Mas os sul-coreanos não ficam por aqui…
Hyundai e Kia foram, de longe, as marcas que mais atraíram olhares no Salão de Nova Iorque 2025. A Hyundai ainda exibiu duas novas versões do grande SUV Palisade: uma opção fora de estrada XRT PRO e, pela primeira vez na linha, uma variante híbrida. Elétrico puro? Nada disso.
O Palisade híbrido combina um novo motor 2,5 l turbo (262 cv) com dois motores elétricos integrados a um câmbio automático de seis marchas, chegando a 242 kW (329 cv) de potência combinada. A autonomia anunciada é de 996 km (ciclo EPA).
No estande da Kia, por sua vez, o destaque ficou com o EV4, um sedã de quatro portas já conhecido pelo público europeu, além do K4 Hatchback, que pode muito bem virar o sucessor do Ceed na Europa.
E os outros?
Para o público norte-americano, o Salão Automóvel de Nova Iorque, no coração de Manhattan, funciona mais como um evento voltado a vendas. Notícias realmente relevantes são poucas. O que se vê, em grande parte, são atualizações de linha e, claro, muitos SUVs e picapes.
No caso da Toyota, que liderou o mercado norte-americano em 2024, a estratégia foi destacar o patrocínio esportivo, sem apresentar novidades. Além do time de beisebol New York Mets, os japoneses também apoiam a NFL (Liga Nacional de Futebol Americano) e mostraram edições especiais coloridas de modelos já conhecidos. A Ford, por sua vez, preparou duas versões temáticas do Bronco.
E as marcas alemãs? Um desastre. Onde antes executivos aparentemente poderosos brindavam em estandes sofisticados, agora predomina uma certa melancolia teutônica.
A Mercedes-Benz e a Audi se limitam a expor alguns modelos de maneira quase displicente, em áreas simples e sem grande produção. E a BMW? Nem deu as caras.
A Volkswagen ao menos preserva alguma dignidade, com uma presença mais próxima do que se espera de uma feira de negócios. E trouxe uma novidade: o Tiguan SEL R-Line Turbo, com o já conhecido 2.0 turbo e 272 cv de potência. Assim, ele passou a ser o Tiguan mais forte à venda nos EUA.
Como costuma acontecer, é justamente nos lugares menos óbvios que aparecem os achados de verdade. No subsolo do Centro Javits, especialistas em tuning exibem com orgulho suas criações - versões personalizadas de modelos bem conhecidos, muitas delas com modificações extensas.

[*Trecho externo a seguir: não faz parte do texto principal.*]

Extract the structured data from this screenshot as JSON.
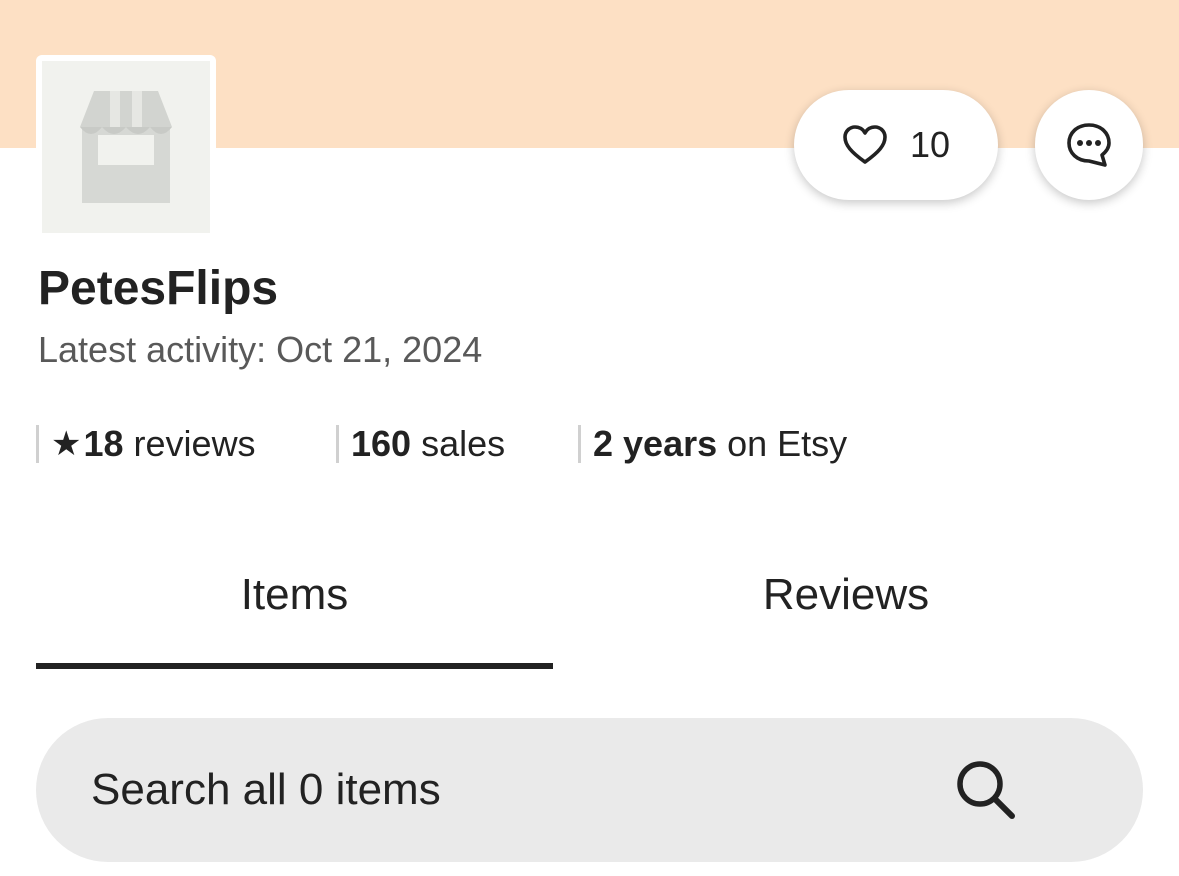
{
  "shop": {
    "name": "PetesFlips",
    "activity": "Latest activity: Oct 21, 2024",
    "favorites_count": "10"
  },
  "stats": {
    "reviews_star": "★",
    "reviews_count": "18",
    "reviews_label": " reviews",
    "sales_count": "160",
    "sales_label": " sales",
    "years_value": "2 years",
    "years_label": " on Etsy"
  },
  "tabs": [
    {
      "label": "Items",
      "active": true
    },
    {
      "label": "Reviews",
      "active": false
    }
  ],
  "search": {
    "placeholder": "Search all 0 items"
  },
  "icons": {
    "favorite": "heart-icon",
    "message": "chat-bubble-icon",
    "search": "search-icon",
    "avatar": "storefront-icon"
  },
  "colors": {
    "banner": "#fde0c4",
    "text": "#222222",
    "muted": "#595959",
    "search_bg": "#eaeaea"
  }
}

Um dos que mais chama atenção é, sem dúvida, um Plymouth Fury transformado em viatura policial. Logo adiante, há vários BMW E30 alinhados lado a lado, e até um Mercedes-Benz SL R129 marcou presença.
São carros assim que ajudam a lembrar os tempos áureos dos salões do automóvel. Mesmo com um clima mais quieto, o Salão de Nova Iorque 2025 ainda é um palco relevante - nem que seja para deixar claro que a época mudou.